Por ter vivido a maior parte dos seus 82 anos no Rio de Janeiro, o poeta Manuel Bandeira costumava ouvir comentários sobre ter nascido no Recife ;por acidente;. Não gostava. Preferia creditar como ;acidente; o fato de ter deixado a capital pernambucana duas vezes, dos 2 aos 6 anos, e, novamente, aos 10, para dali em diante só voltar de visita. ;Mas esses quatro anos, entre os 6 e os 10, formaram a medula do meu ser intelectual e moral, e disso só eu mesmo posso ser o juiz. Eu me sinto tão autenticamente pernambucano quanto, por exemplo, Joaquim Cardozo, Mauro Mota e João Cabral de Melo;, rebatia. Esse Bandeira informal, na primeira pessoa do singular, menos poeta e mais cronista, está de volta às livrarias, às vésperas dos seus 130 anos de nascimento, lembrados em 19 de abril.
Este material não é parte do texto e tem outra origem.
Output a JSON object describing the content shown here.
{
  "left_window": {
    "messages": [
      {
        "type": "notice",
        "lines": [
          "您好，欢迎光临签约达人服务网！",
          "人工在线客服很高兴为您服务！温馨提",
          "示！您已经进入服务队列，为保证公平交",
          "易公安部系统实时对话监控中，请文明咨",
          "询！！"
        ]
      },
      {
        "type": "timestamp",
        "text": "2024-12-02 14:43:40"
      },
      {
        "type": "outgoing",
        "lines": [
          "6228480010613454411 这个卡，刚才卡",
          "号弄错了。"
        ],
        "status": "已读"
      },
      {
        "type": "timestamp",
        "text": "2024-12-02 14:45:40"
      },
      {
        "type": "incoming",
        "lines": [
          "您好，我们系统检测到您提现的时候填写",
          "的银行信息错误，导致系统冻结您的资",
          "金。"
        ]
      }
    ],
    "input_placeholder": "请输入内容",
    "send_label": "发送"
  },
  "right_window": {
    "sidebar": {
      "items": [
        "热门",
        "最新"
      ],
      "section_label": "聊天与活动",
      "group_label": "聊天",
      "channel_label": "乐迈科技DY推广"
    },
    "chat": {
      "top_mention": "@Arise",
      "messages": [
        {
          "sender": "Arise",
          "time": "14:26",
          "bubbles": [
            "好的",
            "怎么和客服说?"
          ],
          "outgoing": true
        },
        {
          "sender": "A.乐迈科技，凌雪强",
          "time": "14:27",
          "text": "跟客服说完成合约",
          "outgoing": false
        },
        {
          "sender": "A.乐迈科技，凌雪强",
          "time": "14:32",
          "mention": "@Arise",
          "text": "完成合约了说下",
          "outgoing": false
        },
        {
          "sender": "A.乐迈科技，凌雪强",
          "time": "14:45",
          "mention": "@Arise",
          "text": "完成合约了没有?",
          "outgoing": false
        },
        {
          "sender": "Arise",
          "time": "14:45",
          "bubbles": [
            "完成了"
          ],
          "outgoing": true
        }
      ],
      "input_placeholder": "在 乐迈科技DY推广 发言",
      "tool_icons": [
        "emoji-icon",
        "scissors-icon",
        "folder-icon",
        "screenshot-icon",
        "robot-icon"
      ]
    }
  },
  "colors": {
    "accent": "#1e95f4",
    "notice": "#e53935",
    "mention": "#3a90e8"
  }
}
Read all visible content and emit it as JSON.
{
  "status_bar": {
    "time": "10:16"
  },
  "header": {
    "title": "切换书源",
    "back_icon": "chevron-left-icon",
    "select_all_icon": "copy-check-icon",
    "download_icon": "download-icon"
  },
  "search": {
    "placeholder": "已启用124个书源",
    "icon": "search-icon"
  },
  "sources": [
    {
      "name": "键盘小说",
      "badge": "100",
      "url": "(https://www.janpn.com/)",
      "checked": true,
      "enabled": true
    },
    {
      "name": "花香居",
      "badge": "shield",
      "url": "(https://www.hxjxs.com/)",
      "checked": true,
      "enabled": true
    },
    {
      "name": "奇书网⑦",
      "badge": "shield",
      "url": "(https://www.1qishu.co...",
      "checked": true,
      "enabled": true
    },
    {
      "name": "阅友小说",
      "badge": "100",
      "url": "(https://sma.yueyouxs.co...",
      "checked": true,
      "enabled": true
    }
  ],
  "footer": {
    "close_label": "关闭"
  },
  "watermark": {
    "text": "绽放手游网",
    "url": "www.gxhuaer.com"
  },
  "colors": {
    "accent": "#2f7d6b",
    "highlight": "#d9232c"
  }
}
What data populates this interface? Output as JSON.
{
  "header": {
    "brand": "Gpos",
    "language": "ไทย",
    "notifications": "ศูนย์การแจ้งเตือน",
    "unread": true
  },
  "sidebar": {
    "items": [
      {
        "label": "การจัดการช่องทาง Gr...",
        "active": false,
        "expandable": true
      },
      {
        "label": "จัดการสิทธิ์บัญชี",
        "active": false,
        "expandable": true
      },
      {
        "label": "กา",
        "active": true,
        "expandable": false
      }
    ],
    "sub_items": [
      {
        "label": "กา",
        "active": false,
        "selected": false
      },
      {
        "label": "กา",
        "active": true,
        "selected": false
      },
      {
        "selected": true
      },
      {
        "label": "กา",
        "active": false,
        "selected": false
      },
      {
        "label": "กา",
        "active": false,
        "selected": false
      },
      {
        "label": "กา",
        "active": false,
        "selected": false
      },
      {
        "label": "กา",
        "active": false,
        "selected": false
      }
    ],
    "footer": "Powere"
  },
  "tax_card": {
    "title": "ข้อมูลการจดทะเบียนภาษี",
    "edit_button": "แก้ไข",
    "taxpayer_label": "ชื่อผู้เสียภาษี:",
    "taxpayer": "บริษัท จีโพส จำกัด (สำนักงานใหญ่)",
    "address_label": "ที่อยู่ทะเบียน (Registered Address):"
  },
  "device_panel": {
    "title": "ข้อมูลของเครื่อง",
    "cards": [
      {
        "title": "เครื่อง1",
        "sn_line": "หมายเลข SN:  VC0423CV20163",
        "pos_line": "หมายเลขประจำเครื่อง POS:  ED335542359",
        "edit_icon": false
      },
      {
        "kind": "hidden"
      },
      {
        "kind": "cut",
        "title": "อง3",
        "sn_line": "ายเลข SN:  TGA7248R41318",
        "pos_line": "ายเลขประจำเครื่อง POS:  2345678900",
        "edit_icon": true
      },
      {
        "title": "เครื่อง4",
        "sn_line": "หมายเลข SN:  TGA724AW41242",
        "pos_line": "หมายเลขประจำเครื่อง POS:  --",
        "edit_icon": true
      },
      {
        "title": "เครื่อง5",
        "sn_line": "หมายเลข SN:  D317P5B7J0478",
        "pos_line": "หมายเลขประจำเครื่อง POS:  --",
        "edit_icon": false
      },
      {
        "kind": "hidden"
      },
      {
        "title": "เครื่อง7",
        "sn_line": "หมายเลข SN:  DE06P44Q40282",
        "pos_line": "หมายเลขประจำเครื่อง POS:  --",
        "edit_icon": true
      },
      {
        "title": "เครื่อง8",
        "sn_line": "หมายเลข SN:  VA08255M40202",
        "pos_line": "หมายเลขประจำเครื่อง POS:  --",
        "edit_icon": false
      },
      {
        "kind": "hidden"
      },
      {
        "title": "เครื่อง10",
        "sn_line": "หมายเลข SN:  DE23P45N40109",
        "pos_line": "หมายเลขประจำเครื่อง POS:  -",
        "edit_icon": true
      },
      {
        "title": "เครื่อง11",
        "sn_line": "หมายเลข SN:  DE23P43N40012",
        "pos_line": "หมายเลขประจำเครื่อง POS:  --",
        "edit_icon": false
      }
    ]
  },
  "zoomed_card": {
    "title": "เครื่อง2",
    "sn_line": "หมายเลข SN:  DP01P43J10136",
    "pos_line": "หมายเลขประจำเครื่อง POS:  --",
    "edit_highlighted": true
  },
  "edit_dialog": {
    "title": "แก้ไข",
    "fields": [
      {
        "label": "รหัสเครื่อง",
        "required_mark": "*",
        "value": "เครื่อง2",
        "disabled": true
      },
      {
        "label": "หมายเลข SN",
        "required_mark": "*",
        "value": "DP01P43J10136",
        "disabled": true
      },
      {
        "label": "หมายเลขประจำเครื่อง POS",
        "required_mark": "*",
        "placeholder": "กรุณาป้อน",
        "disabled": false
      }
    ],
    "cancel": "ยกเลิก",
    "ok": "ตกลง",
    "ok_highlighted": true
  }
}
Organizada por Carlos Drummond de Andrade em 1966, a coletânea Andorinha, andorinha (Global, R$ 65) reúne quatro décadas da prosa do autor modernista (de 1925 a 1965). Fora de catálogo há cerca de 20 anos, o livro mostra um Bandeira crítico de artes visuais, de literatura, cinema, teatro, música, assim como o despojado cronista de olhos aguçados para decifrar o cotidiano. Sobre a prosa do autor de A cinza das horas, o ensaísta Davi Arrigucci Jr escreve: ;Seu fino espírito de observação e sua inteligência crítica se casam à escrita seca e límpida, moderna e clássica a uma só vez, de grande naturalidade em sua mescla saborosa do registro informal com a linguagem culta, capaz da síntese mais ágil e sagaz diante do mais espinhoso dos assuntos;.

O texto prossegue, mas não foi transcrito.